Por un momento, y en un ademán espontáneo, Paula se levantó de su asiento y se puso al lado de mi caballete. Apenas estuvo a mi lado, intuí el pálpito de su cálida energía, un torrente cándido y diáfano imposible de ignorar. Recién había esbozado mi dibujo en el lienzo de 60x92, medida que hasta el momento no me había atrevido a trabajar, cuando Paula se sintió atraída por mi proyecto. Una vieja y antigua bodega que de manera causal había descubierto a través de Internet.
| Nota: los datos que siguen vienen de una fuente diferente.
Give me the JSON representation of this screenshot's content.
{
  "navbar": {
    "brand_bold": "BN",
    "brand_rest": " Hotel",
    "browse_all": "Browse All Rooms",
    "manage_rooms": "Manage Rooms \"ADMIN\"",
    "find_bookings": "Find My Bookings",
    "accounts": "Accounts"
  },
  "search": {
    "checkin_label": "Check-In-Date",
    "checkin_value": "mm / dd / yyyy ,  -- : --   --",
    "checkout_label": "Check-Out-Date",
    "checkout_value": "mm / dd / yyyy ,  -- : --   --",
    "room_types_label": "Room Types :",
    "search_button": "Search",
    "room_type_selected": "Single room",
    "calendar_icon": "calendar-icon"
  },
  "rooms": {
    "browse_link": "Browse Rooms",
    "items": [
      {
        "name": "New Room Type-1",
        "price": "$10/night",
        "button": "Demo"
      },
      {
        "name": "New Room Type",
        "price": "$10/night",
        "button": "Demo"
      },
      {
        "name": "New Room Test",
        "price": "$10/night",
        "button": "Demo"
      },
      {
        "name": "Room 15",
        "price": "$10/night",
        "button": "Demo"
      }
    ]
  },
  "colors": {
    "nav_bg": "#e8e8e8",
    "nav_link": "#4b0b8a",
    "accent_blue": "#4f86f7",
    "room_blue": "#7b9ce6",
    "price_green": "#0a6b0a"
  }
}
Era una de esas páginas web en la que nunca me hubiera adentrado pero que, entre sus secciones, tenía una atractiva e inusual “Zona Crash” en la que aparecían aspectos diametralmente opuestos a su especificidad como web orientada a la programación. Tal vez eso fue lo que me capturó. Dejaban la puerta abierta a lo divergente, a lo distinto, a lo variado y, a su vez, invitaban a participar en sus foros a cualquier persona que quisiera, independientemente de sus conocimientos. Pedí permiso para hacer uso de la foto y con rapidez recibí un sí por respuesta. Al tiempo, me animaban a compartir la creación en la web, una vez terminado el cuadro. Suficiente para entusiasmarme con un nuevo proyecto. A través de la pantalla de mi ordenador intenté ampliarla, queriendo clarificar zonas que me eran complicadas de enfocar. Había sombras poco definidas y luces que me eran difíciles de entender por lo reducido del tamaño. Realmente no dominaba programas informáticos o técnicas de ampliación de fotografías.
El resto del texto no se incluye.